Als alle alle beeinflussten

Das Berliner Jüdische Museum zeigt Werke aus der ersten »Schule von Paris«. Zu einer Entdeckung wird diese Ausstellung vor allem durch unbekanntere Künstlerinnen und Künstler

  • Stefan Ripplinger
  • Lesedauer: 5 Min.
Marevna (Marija Worobjowa), »La mort et la femme«, 1917
Marevna (Marija Worobjowa), »La mort et la femme«, 1917

Am Ende war das, was sie verband, nicht immer ihre Herkunft, auch nicht eine geteilte Sprache – das Jiddische – und am wenigsten ihre Kunst. Gemeinsam war den jüdischen Künstlerinnen und Künstlern aus der ersten »École de Paris« (Schule von Paris), dass sie früher oder später Opfer von Verfolgung werden sollten. Nicht wenige von ihnen starben in den Konzentrationslagern. Genannt seien der große Visionär Otto Freundlich und der subtile Kubist Adolphe Feder. Daran erinnert das Jüdische Museum. Im elften und letzten Saal seiner Ausstellung »Paris Magnétique. 1905–1940« liegt der Gedenkband »Undzere farpainikte Kinstler« (Unsere zu Tode gequälten Künstler), den der polnische Journalist Hersch Fenster 1951 herausbrachte. Marc Chagall steuerte ein Gedicht bei: »Ich stehe in der Wüste von Bergen von Schuhen,/ Kleidern, Asche und Unrat/ und murmele mein Totengebet«.

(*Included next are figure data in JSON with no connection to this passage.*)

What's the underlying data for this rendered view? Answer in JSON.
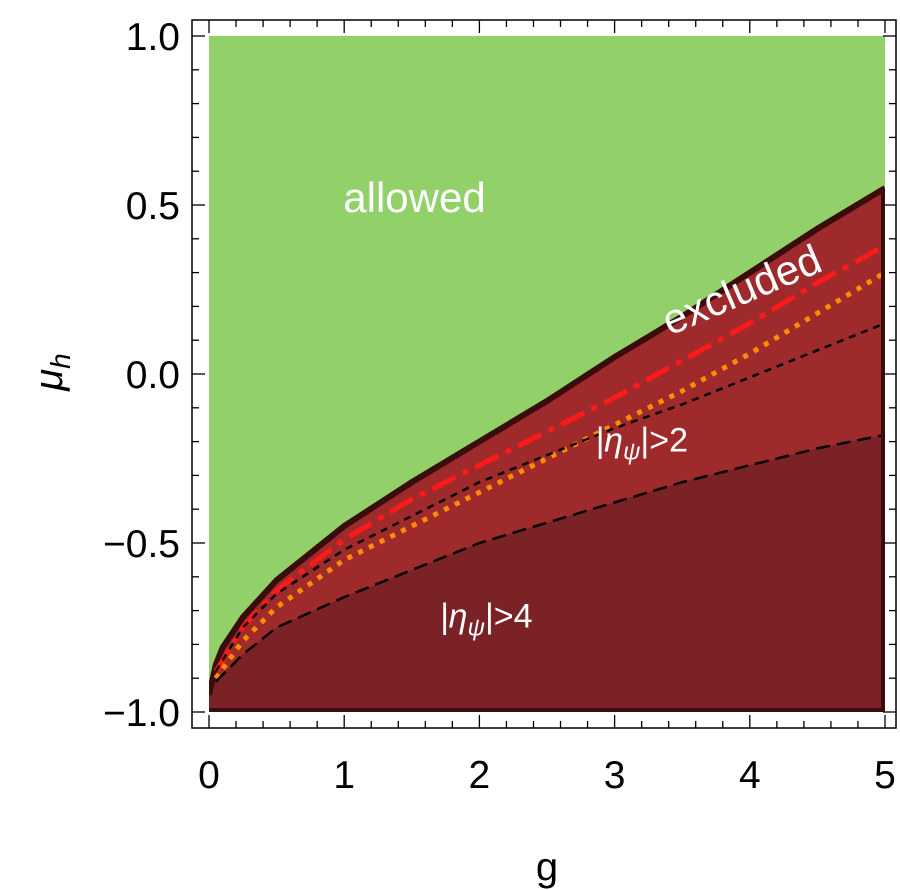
{
  "chart_data": {
    "type": "area",
    "title": "",
    "xlabel": "g",
    "ylabel": "μ",
    "ylabel_sub": "h",
    "xlim": [
      0,
      5
    ],
    "ylim": [
      -1,
      1
    ],
    "xticks": [
      0,
      1,
      2,
      3,
      4,
      5
    ],
    "xtick_labels": [
      "0",
      "1",
      "2",
      "3",
      "4",
      "5"
    ],
    "yticks": [
      -1,
      -0.5,
      0,
      0.5,
      1
    ],
    "ytick_labels": [
      "−1.0",
      "−0.5",
      "0.0",
      "0.5",
      "1.0"
    ],
    "grid": false,
    "legend": "none",
    "colors": {
      "allowed": "#92d06a",
      "excluded": "#9e2a2b",
      "eta4": "#7a2226",
      "boundary": "#3a0c0c",
      "red_dash": "#ff1a1a",
      "orange_dot": "#ff8c00",
      "black_dash": "#000000"
    },
    "regions": [
      {
        "label": "allowed",
        "text_x": 1.52,
        "text_y": 0.48
      },
      {
        "label": "excluded",
        "text_x": 3.98,
        "text_y": 0.21,
        "rotation": -23
      }
    ],
    "annotations": [
      {
        "base": "|η",
        "sub": "ψ",
        "tail": "|>2",
        "x": 3.2,
        "y": -0.23
      },
      {
        "base": "|η",
        "sub": "ψ",
        "tail": "|>4",
        "x": 2.05,
        "y": -0.75
      }
    ],
    "series": [
      {
        "style": "boundary",
        "x": [
          0,
          0.05,
          0.1,
          0.25,
          0.5,
          1,
          1.5,
          2,
          2.5,
          3,
          3.5,
          4,
          4.5,
          5
        ],
        "y": [
          -0.95,
          -0.86,
          -0.81,
          -0.72,
          -0.61,
          -0.45,
          -0.32,
          -0.2,
          -0.08,
          0.05,
          0.17,
          0.3,
          0.43,
          0.55
        ]
      },
      {
        "style": "red_dash",
        "x": [
          0.05,
          0.25,
          0.5,
          1,
          1.5,
          2,
          2.5,
          3,
          3.5,
          4,
          4.5,
          5
        ],
        "y": [
          -0.88,
          -0.75,
          -0.64,
          -0.49,
          -0.37,
          -0.27,
          -0.17,
          -0.07,
          0.04,
          0.15,
          0.27,
          0.38
        ]
      },
      {
        "style": "orange_dot",
        "x": [
          0.05,
          0.25,
          0.5,
          1,
          1.5,
          2,
          2.5,
          3,
          3.5,
          4,
          4.5,
          5
        ],
        "y": [
          -0.9,
          -0.79,
          -0.69,
          -0.55,
          -0.45,
          -0.35,
          -0.25,
          -0.15,
          -0.05,
          0.06,
          0.18,
          0.3
        ]
      },
      {
        "style": "black_dash_2",
        "x": [
          0.05,
          0.25,
          0.5,
          1,
          1.5,
          2,
          2.5,
          3,
          3.5,
          4,
          4.5,
          5
        ],
        "y": [
          -0.88,
          -0.75,
          -0.65,
          -0.52,
          -0.42,
          -0.32,
          -0.24,
          -0.16,
          -0.09,
          -0.01,
          0.07,
          0.15
        ]
      },
      {
        "style": "black_dash_4",
        "x": [
          0.05,
          0.25,
          0.5,
          1,
          1.5,
          2,
          2.5,
          3,
          3.5,
          4,
          4.5,
          5
        ],
        "y": [
          -0.91,
          -0.83,
          -0.75,
          -0.66,
          -0.58,
          -0.5,
          -0.44,
          -0.38,
          -0.32,
          -0.27,
          -0.22,
          -0.18
        ]
      }
    ]
  }
}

Vor 1914 konnte dieses finstere Ende niemand vorausahnen, aber an Antisemitismus fehlte es, so kurz nach dem Ende der Dreyfus-Affäre, auch in Frankreich nicht; und je näher der Krieg rückte, umso hitziger wurde der Chauvinismus. Bekanntlich hatte Guillaume Apollinaire, der erste Ästhetiker der neuesten Kunst, mit dem Vorurteil zu kämpfen, der Kubismus sei deutsch. Und noch nach dem Krieg sollte der »Mercure de France« die Frage aufwerfen: »Gibt es eine jüdische Malerei?« Im Louvre sei doch keine zu finden.

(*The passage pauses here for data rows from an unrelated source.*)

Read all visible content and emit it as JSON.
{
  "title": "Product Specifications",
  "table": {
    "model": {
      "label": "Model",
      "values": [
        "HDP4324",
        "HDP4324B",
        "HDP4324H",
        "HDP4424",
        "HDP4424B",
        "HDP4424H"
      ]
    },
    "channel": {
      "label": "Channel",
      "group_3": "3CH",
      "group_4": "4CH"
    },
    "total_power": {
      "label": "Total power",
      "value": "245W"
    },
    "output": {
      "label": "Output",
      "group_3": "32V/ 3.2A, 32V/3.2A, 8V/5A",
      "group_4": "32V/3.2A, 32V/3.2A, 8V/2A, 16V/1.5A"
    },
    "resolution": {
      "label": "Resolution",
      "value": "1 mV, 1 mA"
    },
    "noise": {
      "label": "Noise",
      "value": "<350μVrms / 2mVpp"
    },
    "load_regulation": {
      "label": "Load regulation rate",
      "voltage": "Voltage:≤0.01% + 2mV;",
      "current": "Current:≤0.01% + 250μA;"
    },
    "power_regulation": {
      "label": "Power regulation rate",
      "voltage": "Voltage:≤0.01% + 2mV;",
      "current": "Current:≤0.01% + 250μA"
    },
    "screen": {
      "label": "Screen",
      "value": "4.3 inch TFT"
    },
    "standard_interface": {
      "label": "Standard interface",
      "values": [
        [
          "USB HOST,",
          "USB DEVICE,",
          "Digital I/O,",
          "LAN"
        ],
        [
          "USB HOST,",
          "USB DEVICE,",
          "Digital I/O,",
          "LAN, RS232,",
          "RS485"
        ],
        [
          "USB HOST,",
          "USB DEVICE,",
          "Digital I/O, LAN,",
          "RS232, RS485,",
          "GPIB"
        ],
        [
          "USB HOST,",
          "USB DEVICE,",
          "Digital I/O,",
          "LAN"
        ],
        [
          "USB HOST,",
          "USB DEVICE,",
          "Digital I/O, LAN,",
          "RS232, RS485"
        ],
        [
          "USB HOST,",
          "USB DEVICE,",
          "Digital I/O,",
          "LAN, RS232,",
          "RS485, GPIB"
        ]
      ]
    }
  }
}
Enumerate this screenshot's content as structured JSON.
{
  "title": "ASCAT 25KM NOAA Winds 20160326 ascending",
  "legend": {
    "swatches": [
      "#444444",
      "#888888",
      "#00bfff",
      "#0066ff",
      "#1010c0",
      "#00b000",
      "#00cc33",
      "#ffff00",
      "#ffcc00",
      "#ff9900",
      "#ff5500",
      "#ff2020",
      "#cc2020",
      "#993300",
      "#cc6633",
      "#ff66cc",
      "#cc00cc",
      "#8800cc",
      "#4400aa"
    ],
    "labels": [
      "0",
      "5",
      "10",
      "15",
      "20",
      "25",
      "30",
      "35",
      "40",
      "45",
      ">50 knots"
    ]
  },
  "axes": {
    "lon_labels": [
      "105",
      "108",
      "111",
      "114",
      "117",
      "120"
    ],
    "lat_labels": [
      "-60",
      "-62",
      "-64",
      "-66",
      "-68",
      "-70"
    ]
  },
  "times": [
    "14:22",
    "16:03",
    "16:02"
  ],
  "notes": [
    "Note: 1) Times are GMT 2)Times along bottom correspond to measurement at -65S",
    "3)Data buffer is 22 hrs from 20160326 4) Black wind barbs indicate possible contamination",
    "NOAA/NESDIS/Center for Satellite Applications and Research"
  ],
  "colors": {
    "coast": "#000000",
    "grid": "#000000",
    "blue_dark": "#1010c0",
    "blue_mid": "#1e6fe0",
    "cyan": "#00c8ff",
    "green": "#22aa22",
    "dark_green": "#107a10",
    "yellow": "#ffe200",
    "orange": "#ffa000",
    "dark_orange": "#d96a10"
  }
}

Die erste »École de Paris« entstand explizit gegen solche Anfeindungen. Anders als die zweite, die dem Tachismus zuzuordnen ist, ist diese erste Schule gar keine. Sie hat keinen einheitlichen Stil. Als der Kritiker André Warnod 1925 die Formel prägte, meinte er damit die eingewanderten Künstlerinnen und Künstler, nicht nur die jüdischen; die Spanier Pablo Picasso und Juan Gris, der niederländische Fauvist Kees van Dongen oder der eigenwillige Japaner Tsuguharu (Léonard) Foujita zählten ebenso zu diesem illustren Kreis wie sympathisierende Französinnen und Franzosen, so Suzanne Valadon und ihr Sohn Maurice Utrillo.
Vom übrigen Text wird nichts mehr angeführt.